INTERPRETI: G. Magee, D. Galou, P. Kolgatin, K. Dragojevic, P. Ens, S. Puértolas ed altri DIRETTORE: Christophe Rousset
REGIA: Claus Guth
TEATRO: an der Wien
VIENNA
VIENNA – Quello di Ulisse a Vienna è un doppio ritorno in patria. Primo perché la sua Nationalbibliothek conserva l’unico apografo della partitura, per quanto lacunoso e sommario; secondo perché proprio il Theater an der Wien ospitò nel 1971 la leggendaria produzione di Ponnelle-Harnoncourt dalla quale si data lo stabile rientro in repertorio del venerando capolavoro (1641). Molta acqua è passata sotto i ponti della Wien, e nello stesso teatro rinnovato ha preso avvio nel dicembre 2011 la nuova trilogia monteverdiana per la regia di Claus Guth, in rincorsa con quella scaligera curata da Bob Wilson e Rinaldo Alessandrini. L’Orfeo viennese dell’anno scorso era stato buato senza pietà; invece l’Ulisse ha riscosso grandi applausi a parte qualche defezione nell’intervallo. Mistero buffo, poiché – al pari del calligrafico Wilson – anche Guth ha una cifra drammaturgica inconfondibile e coerente. Attualizzazione, certo; e poi scavo nelle fosse più settiche della psiche, trame prosciugate, arredo scenico di voluta sgradevolezza ricuperato dai magazzini della Rinascente anni sessanta.
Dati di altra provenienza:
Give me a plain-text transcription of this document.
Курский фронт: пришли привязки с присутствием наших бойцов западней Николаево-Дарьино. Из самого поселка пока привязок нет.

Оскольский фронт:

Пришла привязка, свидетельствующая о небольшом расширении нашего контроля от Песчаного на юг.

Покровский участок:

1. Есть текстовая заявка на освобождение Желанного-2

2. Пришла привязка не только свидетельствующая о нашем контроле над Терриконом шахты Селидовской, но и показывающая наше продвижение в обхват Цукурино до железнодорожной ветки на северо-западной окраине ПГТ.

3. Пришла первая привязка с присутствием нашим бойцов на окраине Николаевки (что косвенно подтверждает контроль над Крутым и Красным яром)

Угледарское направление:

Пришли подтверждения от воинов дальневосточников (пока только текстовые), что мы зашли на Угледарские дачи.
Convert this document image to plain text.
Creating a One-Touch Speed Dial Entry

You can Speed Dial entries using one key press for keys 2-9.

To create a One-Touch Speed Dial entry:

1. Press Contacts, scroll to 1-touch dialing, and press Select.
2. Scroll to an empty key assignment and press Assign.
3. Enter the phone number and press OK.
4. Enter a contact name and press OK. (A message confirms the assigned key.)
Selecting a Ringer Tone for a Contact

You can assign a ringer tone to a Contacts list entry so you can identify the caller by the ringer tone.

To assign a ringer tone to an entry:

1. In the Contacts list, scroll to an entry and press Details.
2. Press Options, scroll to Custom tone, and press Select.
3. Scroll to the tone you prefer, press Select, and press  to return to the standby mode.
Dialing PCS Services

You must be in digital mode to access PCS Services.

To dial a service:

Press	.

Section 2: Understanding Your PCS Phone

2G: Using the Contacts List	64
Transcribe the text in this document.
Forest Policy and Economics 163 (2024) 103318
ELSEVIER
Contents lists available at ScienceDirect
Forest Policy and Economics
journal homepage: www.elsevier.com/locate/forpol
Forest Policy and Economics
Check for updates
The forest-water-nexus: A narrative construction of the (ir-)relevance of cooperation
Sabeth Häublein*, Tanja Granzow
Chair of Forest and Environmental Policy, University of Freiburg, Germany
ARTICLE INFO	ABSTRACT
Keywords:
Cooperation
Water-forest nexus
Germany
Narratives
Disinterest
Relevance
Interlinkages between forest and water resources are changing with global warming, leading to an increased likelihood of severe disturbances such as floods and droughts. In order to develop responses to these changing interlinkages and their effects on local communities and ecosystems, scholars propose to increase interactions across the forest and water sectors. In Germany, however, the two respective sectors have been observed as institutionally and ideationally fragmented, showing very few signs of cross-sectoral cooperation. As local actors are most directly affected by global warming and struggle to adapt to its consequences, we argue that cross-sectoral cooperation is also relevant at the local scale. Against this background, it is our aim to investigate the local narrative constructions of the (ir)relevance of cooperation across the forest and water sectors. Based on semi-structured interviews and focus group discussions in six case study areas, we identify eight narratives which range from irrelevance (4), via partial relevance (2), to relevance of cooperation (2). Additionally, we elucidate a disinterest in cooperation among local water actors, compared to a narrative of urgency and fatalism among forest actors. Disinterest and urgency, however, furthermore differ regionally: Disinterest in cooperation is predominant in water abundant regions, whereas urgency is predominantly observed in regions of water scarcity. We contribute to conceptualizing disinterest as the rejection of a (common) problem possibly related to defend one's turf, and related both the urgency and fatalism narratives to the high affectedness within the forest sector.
Stavolta il Konzept di partenza si svolge nell’unità aristotelica di tempo: un giro di sole. Reduce da vent’anni di guerre somiglianti ad un qualche Vietnam o Iraq contemporaneo, Ulisse è tormentato dai fantasmi che lo assediano nel suo salotto tipo middle class americana, dove non manca neppure l’angolo bar: divinità olimpiche lugubremente incappucciate in camici bianchi, un cadavere gassato, una jeep militare e via allucinando. Compresa la strage dei Proci, qui trasformata in amok pistolero. Anche il parassita Iro, in moto perpetuo dal frigo al WC, si suicida con la pistola; si salva solo l’arco, attrezzo simbolico che una regia più corriva avrebbe certo mutato in kalashnikov. Di aiutare Ulisse nell’elaborazione del lutto s’incarica una Minerva gradatamente umanizzata, da proiezione dell’Io disturbato a benigna terapeuta di coppia. Il suo intervento si rivela decisivo per rimuovere Penelope dalla negazione dell’avvenuto ritorno, visto che lei nel ruolo di fedele moglie dell’Assente aveva trovato compenso al disagio. A sera il reduce brucia la sua tuta mimetica e i coniugi si adagiano sul divano a riannodare la conoscenza, più delle anime che delle carni.
Dopo un lento avvio nella prima ora e mezza, la seconda parte acquistava ritmo e slancio pur restando nella dimensione del dramma da camera voluto da Guth. Il tutto grazie alla miracolosa acustica del nuovo an der Wien, dove è possibile un rapporto di forze analogo a quello dei teatri veneziani seicenteschi: 19 musicisti in buca contro 15 in scena. Christophe Rousset guidava i suoi Talens Lyriques con polso leggero e caste integrazioni coloristiche. Due cembali e liuti, organo e regale, arpa, chitarra e lirone davano sostanza al basso continuo; cast tutto competente nello stile vocale protobarocco ad onta delle dizioni italiane non sempre immacolate, ma con Garry Magee solido protagonista, la soave Delphine Galou quale Penelope, più Philipp Ens (Nettuno), Sabina Puértolas (Minerva), Milena Storti (Ericlea) ed altri specialisti di rango. Non c’è proprio da lamentarsi.